Dr. Elizabeth Caravella, GI member and Assistant Professor of Visual Studies at York University, authored a chapter in the new edited collection “The Ethics of Playing, Researching, and Teaching Games in the Writing Classroom”. Caravella’s chapter, entitled “Procedural Ethics and a Night in the Woods” examines the procedural rhetoric of the single-player adventure game Night in the Woods (2017). Specifically, she explores how the game mechanics influence player dispositions through the ethical arguments embedded within the game, reinforced by habitual action (hexis).
“Unlike gamification, gameful design focuses on tapping into players’ intrinsic, rather than extrinsic, motivations for playing a game,” says Caravella. “In part because of this, the scaffolded tasks offered in video games that are gamefully designed do not merely build players’ habits within the game itself, but also suggest the potential for video games to influence players’ disposition, or moral character, outside of the game”.
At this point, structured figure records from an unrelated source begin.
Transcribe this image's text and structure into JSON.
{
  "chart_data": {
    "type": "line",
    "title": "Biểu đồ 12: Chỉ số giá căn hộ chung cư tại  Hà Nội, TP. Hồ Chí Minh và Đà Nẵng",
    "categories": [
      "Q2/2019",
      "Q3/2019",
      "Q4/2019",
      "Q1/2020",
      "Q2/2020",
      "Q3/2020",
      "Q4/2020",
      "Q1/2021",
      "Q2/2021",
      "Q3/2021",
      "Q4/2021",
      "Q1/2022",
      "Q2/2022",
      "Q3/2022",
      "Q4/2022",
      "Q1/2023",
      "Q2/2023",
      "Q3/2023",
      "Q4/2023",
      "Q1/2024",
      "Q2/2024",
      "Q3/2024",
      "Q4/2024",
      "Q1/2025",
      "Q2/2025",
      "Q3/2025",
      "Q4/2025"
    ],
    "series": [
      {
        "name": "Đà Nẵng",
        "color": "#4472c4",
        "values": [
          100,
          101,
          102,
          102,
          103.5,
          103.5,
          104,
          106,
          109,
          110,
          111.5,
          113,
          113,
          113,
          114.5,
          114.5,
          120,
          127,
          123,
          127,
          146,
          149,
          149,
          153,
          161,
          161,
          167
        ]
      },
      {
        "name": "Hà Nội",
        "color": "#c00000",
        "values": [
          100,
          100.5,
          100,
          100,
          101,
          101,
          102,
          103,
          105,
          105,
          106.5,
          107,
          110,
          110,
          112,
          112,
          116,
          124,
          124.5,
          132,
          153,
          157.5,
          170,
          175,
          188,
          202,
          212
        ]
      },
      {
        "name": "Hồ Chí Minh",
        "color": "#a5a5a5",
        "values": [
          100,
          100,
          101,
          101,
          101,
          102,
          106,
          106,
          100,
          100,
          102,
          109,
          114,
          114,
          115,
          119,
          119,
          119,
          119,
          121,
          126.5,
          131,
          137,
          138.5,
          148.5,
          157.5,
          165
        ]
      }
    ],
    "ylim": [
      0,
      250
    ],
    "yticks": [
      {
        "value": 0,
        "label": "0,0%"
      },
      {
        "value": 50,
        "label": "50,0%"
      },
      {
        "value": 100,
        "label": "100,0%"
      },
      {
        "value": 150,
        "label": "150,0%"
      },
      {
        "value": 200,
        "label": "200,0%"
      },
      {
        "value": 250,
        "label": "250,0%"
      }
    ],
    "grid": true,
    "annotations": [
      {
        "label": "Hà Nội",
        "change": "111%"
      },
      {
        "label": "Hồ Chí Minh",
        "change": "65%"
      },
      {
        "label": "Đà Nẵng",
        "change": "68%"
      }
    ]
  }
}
Dr. Caravella specializes in digital rhetorics, multimodal composition pedagogy, and video games. In this chapter, she extends theory about procedural rhetoric to explore how the design of habitual actions might proceduralize an ethical argument: “Video games offer a space where, through hexis, players can develop new understandings and practices both in the games themselves, and the habits that they cultivate outside the game, leading to a change in disposition”.